Massimo rilievo verrà dato all’azione di contenimento dei cinghiali, attraverso una strategia concordata di recente con Anci, Federparchi, Ispra e Conferenza Stato Regioni. Prevede l’attivazione del selecontrollo nelle aree contigue al Parco e l’implementazione di nuove gabbie di cattura e recinzioni elettrificate a tutela delle colture. Strategia che coinvolge le istituzioni e le altre aree protette regionali e nazionali, per affrontare in modo sinergico un’emergenza che provoca danni continui alle coltivazioni, concentrati in modo disomogeneo nei mesi estivi e invernali per le coltivazioni di cereali e legumi, nei mesi autunnali per le colture a mandorli e a vite. Danni per i quali l’Ente paga indennizzi pari a circa 80.000 euro all’anno.
Ad oggi l’Ente Parco ha stimato una densità di 48 capi ogni 100 ettari, ma l’obiettivo è tendere a una densità massima di 12 capi, come previsto dal Piano di gestione del cinghiale.

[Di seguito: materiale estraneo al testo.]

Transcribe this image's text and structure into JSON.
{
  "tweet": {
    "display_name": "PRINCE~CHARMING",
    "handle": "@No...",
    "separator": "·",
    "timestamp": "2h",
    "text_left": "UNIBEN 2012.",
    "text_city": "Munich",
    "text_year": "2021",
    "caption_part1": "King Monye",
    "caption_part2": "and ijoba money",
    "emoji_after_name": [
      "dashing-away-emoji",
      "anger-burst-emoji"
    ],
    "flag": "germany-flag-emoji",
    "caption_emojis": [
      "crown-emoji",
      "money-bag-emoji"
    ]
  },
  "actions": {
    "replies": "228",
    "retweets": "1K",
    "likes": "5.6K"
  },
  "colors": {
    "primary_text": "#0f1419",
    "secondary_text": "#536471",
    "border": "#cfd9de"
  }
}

Negli ultimi centoquaranta giorni sono stati catturati in totale 330 animali.
Nel 2020 sarà centrale la candidatura del Parco a Geoparco UNESCO, avviata per valorizzare la ricchezza di geodiversità che caratterizza il territorio, unico per la specificità di ambiente pseudosteppico e la presenza di geositi ricchi di un’ampia biodiversità (dai microrganismi, all’entomofauna impollinatrice, fino alle straordinarie erbe della murgia).

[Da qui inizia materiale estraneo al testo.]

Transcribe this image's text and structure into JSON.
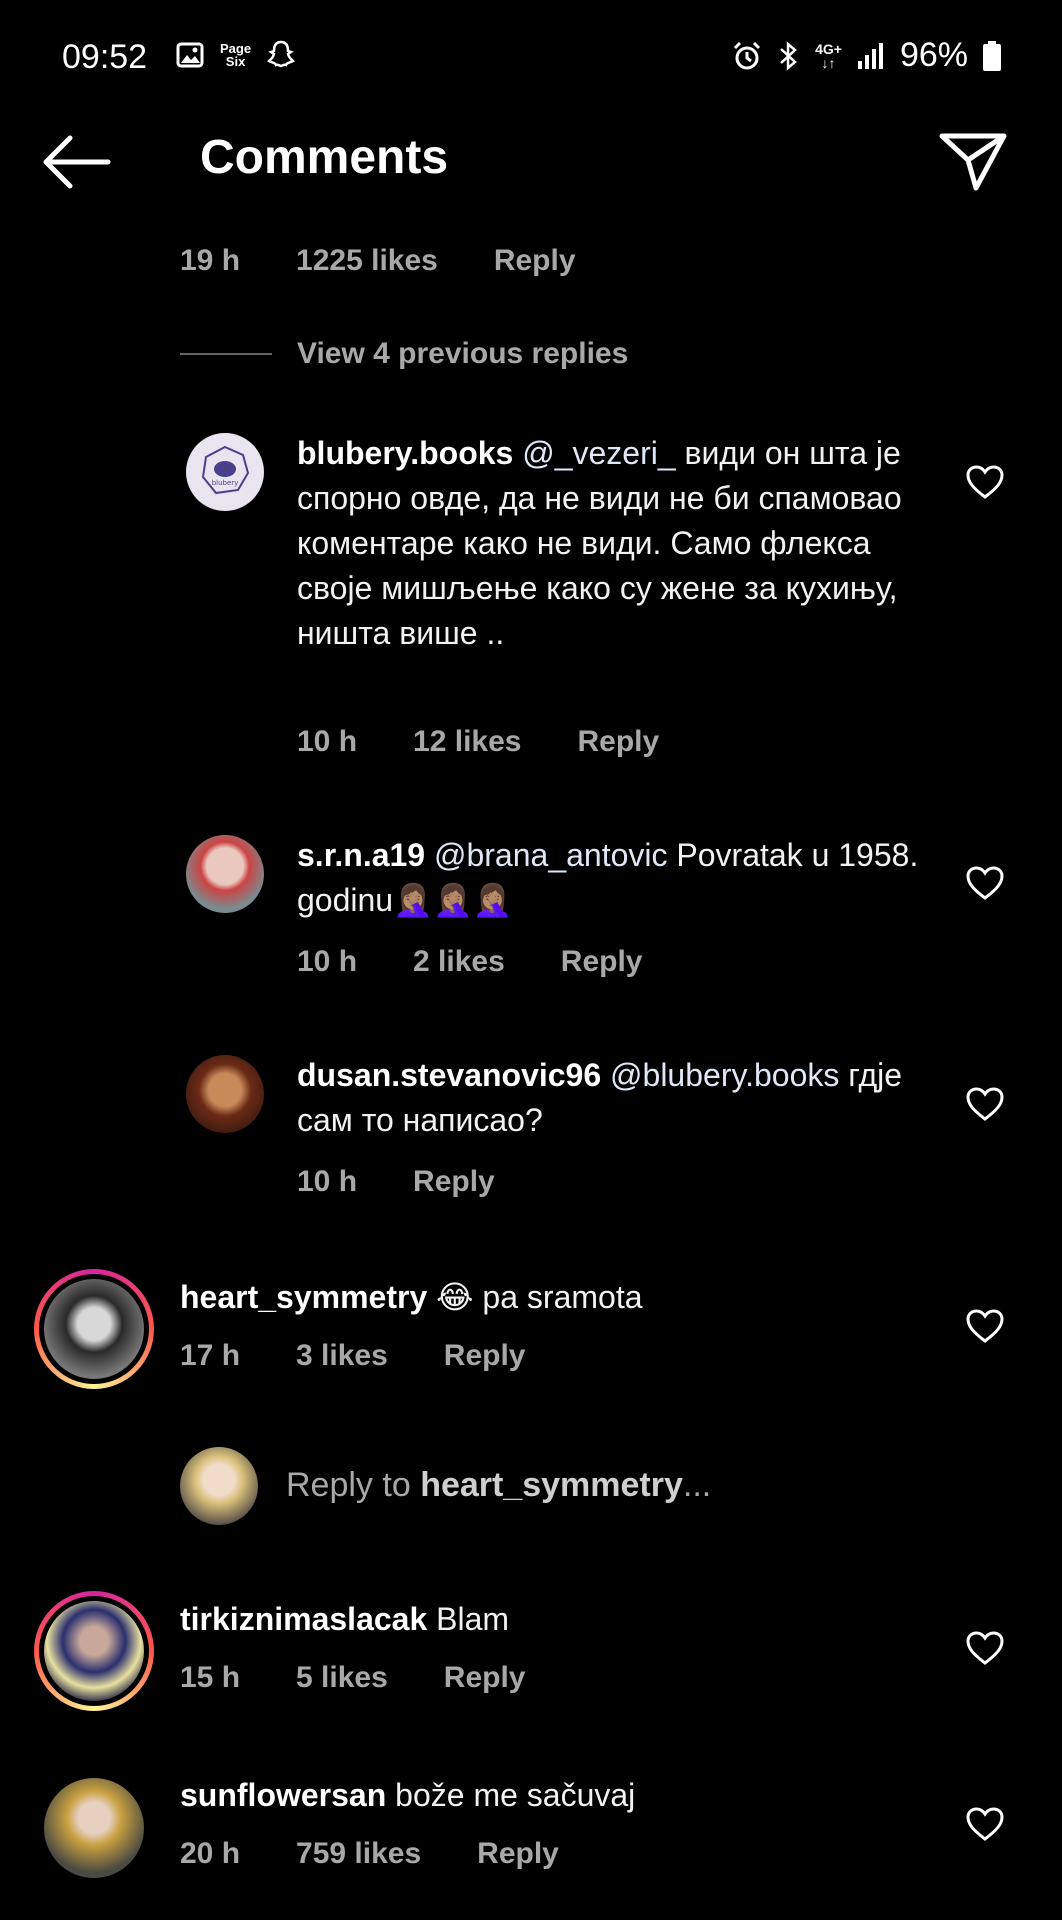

Per la promozione del patrimonio enogastronomico, ricco di prodotti e tradizioni locali, a inizio 2019 è stato avviato il progetto il Paniere del Parco dell’Alta Murgia con il quale l’Ente punta a far conoscere e apprezzare le produzioni tipiche, tramite un percorso partecipato che ha l’obiettivo di creare cooperative di comunità intorno ai prodotti di eccellenza.
 
La conferenza si è chiusa con la presentazione del calendario 2020 dell’Ente Parco. Dodici fotografie custodite nell’archivio storico del Centro studi Torre di Nebbia, che nascono da una ricerca di Luciano Montemurro durata quasi un quarto di secolo. Un lavoro intenso che ha portato il fotografo a girovagare tra le contrade della Murgia per immortalarne il paesaggio agricolo, gli jazzi, i contadini al lavoro nei campi, le pecore al pascolo e le facciate delle masserie che si ergono superbe nel paesaggio, in coincidenza con il sorgere del sole.